Eis a situação do valoroso Vasco da Gama, hoje, anfitrião do Vitória, em clássico nacional cuja regularidade em produzir grandes espetáculos é inegável e poderia ser facilmente demonstrada, mas basta lembrar aquele partidão encerrado com 5x4 pra nós.
Os antiVi felizes com a caveira do Nego costumam ter problemas de memória nos grandes épicos do Vitória, restando aos mitógrafos a prática virtuosa de reacender esta brasa de confrontos com o Vasco, um dos clubes de maior torcida na Bahia.
Basta sair do entorno da Baía-de-todos-os-santos e seus 20 municípios para perceber como murcham as aglomerações de aficcionados de Vitória e Bahia, concentrados no Recôncavo e olhe lá, restando à maior parte do território dito “baiano” outras escolhas.

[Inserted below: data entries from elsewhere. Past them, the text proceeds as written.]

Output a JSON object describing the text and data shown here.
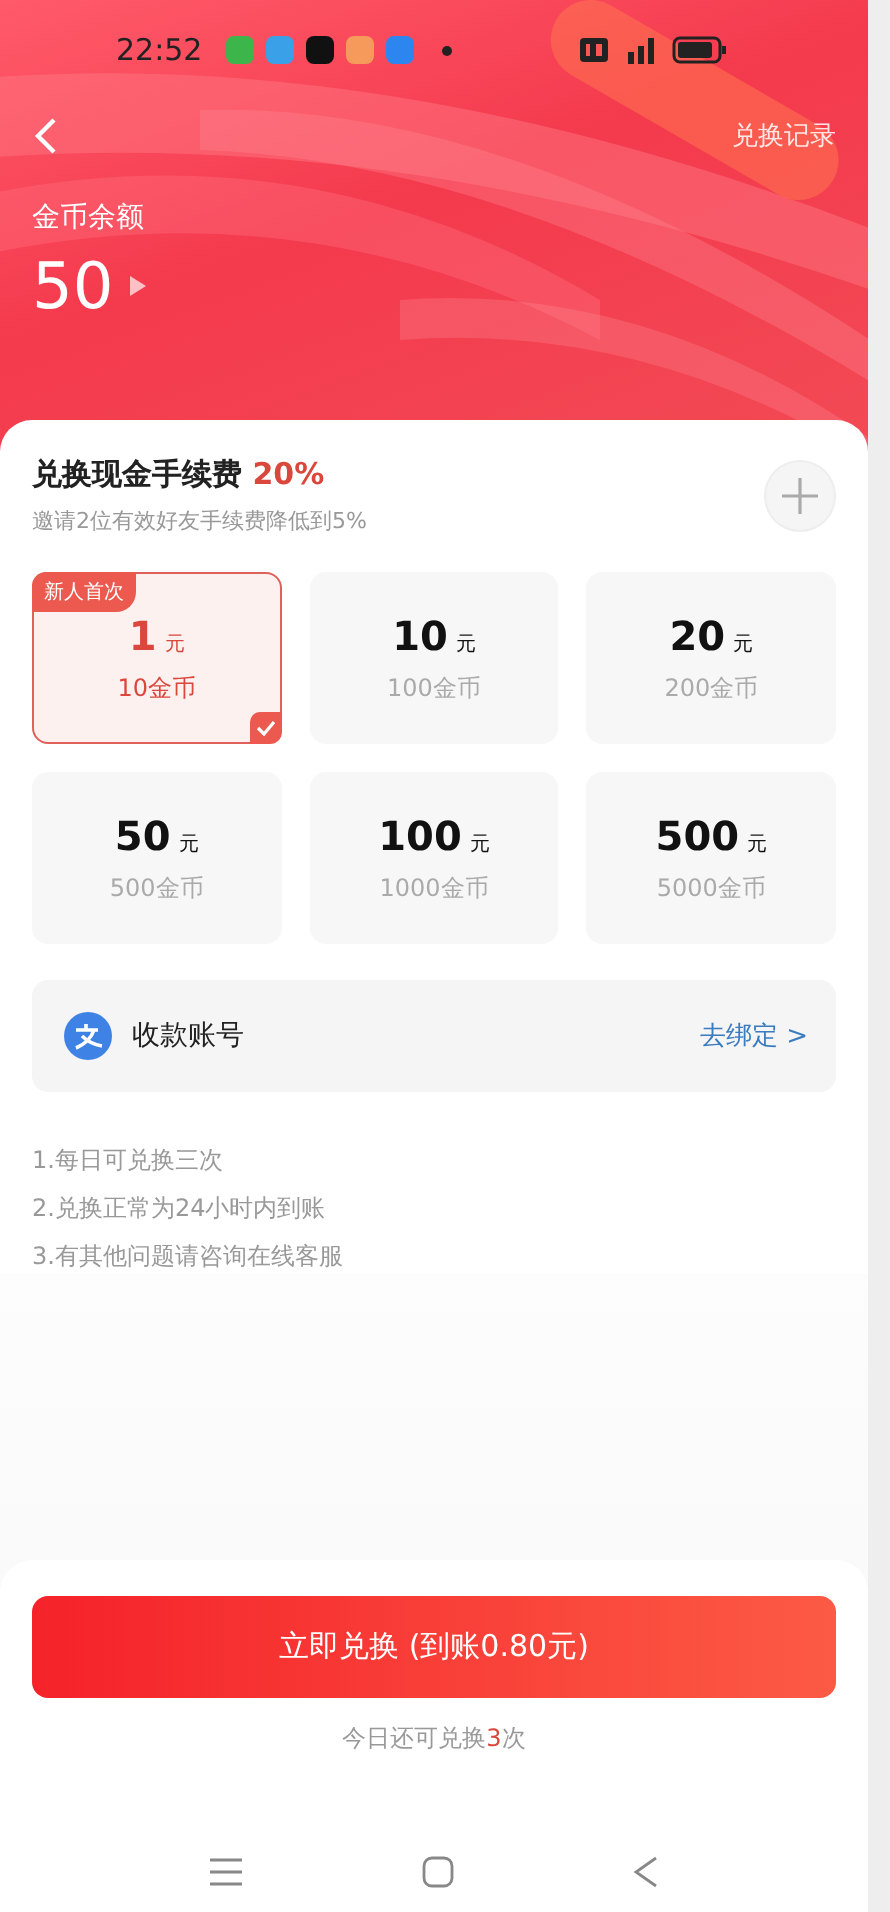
{
  "status_bar": {
    "time": "22:52"
  },
  "header": {
    "records_link": "兑换记录",
    "balance_label": "金币余额",
    "balance": "50"
  },
  "fee": {
    "title": "兑换现金手续费",
    "rate": "20%",
    "hint": "邀请2位有效好友手续费降低到5%"
  },
  "options": [
    {
      "amount": "1",
      "unit": "元",
      "coins": "10金币",
      "selected": true,
      "badge": "新人首次"
    },
    {
      "amount": "10",
      "unit": "元",
      "coins": "100金币",
      "selected": false
    },
    {
      "amount": "20",
      "unit": "元",
      "coins": "200金币",
      "selected": false
    },
    {
      "amount": "50",
      "unit": "元",
      "coins": "500金币",
      "selected": false
    },
    {
      "amount": "100",
      "unit": "元",
      "coins": "1000金币",
      "selected": false
    },
    {
      "amount": "500",
      "unit": "元",
      "coins": "5000金币",
      "selected": false
    }
  ],
  "account": {
    "label": "收款账号",
    "action": "去绑定 >"
  },
  "rules": [
    "1.每日可兑换三次",
    "2.兑换正常为24小时内到账",
    "3.有其他问题请咨询在线客服"
  ],
  "submit": {
    "label": "立即兑换 (到账0.80元)"
  },
  "remaining": {
    "before": "今日还可兑换",
    "count": "3",
    "after": "次"
  }
}
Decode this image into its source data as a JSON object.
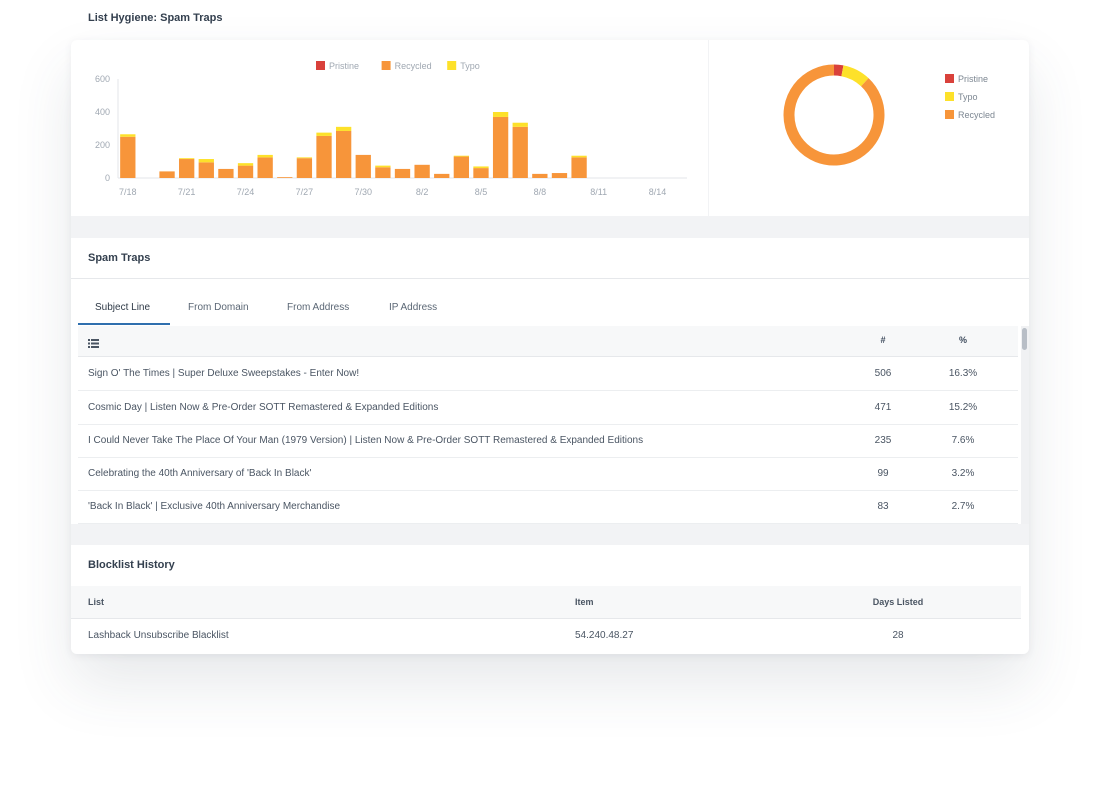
{
  "page_title": "List Hygiene: Spam Traps",
  "colors": {
    "pristine": "#d9413b",
    "recycled": "#f7953a",
    "typo": "#fde12a",
    "tab_active": "#2f6fae"
  },
  "chart_data": [
    {
      "type": "bar",
      "stacked": true,
      "x_tick_labels": [
        "7/18",
        "7/21",
        "7/24",
        "7/27",
        "7/30",
        "8/2",
        "8/5",
        "8/8",
        "8/11",
        "8/14"
      ],
      "categories": [
        "7/18",
        "7/19",
        "7/20",
        "7/21",
        "7/22",
        "7/23",
        "7/24",
        "7/25",
        "7/26",
        "7/27",
        "7/28",
        "7/29",
        "7/30",
        "7/31",
        "8/1",
        "8/2",
        "8/3",
        "8/4",
        "8/5",
        "8/6",
        "8/7",
        "8/8",
        "8/9",
        "8/10",
        "8/11",
        "8/12",
        "8/13",
        "8/14",
        "8/15"
      ],
      "series": [
        {
          "name": "Pristine",
          "values": [
            0,
            0,
            0,
            0,
            0,
            0,
            0,
            0,
            0,
            0,
            0,
            0,
            0,
            0,
            0,
            0,
            0,
            0,
            0,
            0,
            0,
            0,
            0,
            0,
            0,
            0,
            0,
            0,
            0
          ]
        },
        {
          "name": "Recycled",
          "values": [
            250,
            0,
            40,
            115,
            95,
            55,
            75,
            125,
            5,
            120,
            255,
            285,
            140,
            65,
            55,
            80,
            25,
            130,
            60,
            370,
            310,
            25,
            30,
            125,
            0,
            0,
            0,
            0,
            0
          ]
        },
        {
          "name": "Typo",
          "values": [
            15,
            0,
            0,
            5,
            20,
            0,
            15,
            15,
            0,
            5,
            20,
            25,
            0,
            10,
            0,
            0,
            0,
            5,
            10,
            30,
            25,
            0,
            0,
            10,
            0,
            0,
            0,
            0,
            0
          ]
        }
      ],
      "yticks": [
        0,
        200,
        400,
        600
      ],
      "ylim": [
        0,
        600
      ],
      "legend_position": "top-center",
      "grid": false
    },
    {
      "type": "pie",
      "donut": true,
      "labels": [
        "Pristine",
        "Typo",
        "Recycled"
      ],
      "values": [
        3,
        9,
        88
      ],
      "legend_position": "right"
    }
  ],
  "spam_traps": {
    "title": "Spam Traps",
    "tabs": [
      "Subject Line",
      "From Domain",
      "From Address",
      "IP Address"
    ],
    "active_tab": 0,
    "columns": {
      "list_icon": "list-icon",
      "count": "#",
      "percent": "%"
    },
    "rows": [
      {
        "subject": "Sign O' The Times | Super Deluxe Sweepstakes - Enter Now!",
        "count": "506",
        "percent": "16.3%"
      },
      {
        "subject": "Cosmic Day | Listen Now & Pre-Order SOTT Remastered & Expanded Editions",
        "count": "471",
        "percent": "15.2%"
      },
      {
        "subject": "I Could Never Take The Place Of Your Man (1979 Version) | Listen Now & Pre-Order SOTT Remastered & Expanded Editions",
        "count": "235",
        "percent": "7.6%"
      },
      {
        "subject": "Celebrating the 40th Anniversary of 'Back In Black'",
        "count": "99",
        "percent": "3.2%"
      },
      {
        "subject": "'Back In Black' | Exclusive 40th Anniversary Merchandise",
        "count": "83",
        "percent": "2.7%"
      }
    ]
  },
  "blocklist": {
    "title": "Blocklist History",
    "columns": {
      "list": "List",
      "item": "Item",
      "days": "Days Listed"
    },
    "rows": [
      {
        "list": "Lashback Unsubscribe Blacklist",
        "item": "54.240.48.27",
        "days": "28"
      }
    ]
  }
}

Este detalhe irrita quem entende a Bahia como geografia, deixando de lado aspectos de perfis diversos em todas as outras regiões do Estado, em quase 400 cidades por aí, onde Vasco, Flamengo, Palmeiras, e mais recentemente, São Paulo, prevalecem.
É o caso de Itiruçu, por exemplo, cidade cafeeira onde a galera casaquista (vascaína) é tão numerosa a ponto de seus sócios-benfeitores-remidos, seu Jovino e Juca Nunes Neto, merecerem uma missa em São Januário, após saírem de nosso campo terrestre.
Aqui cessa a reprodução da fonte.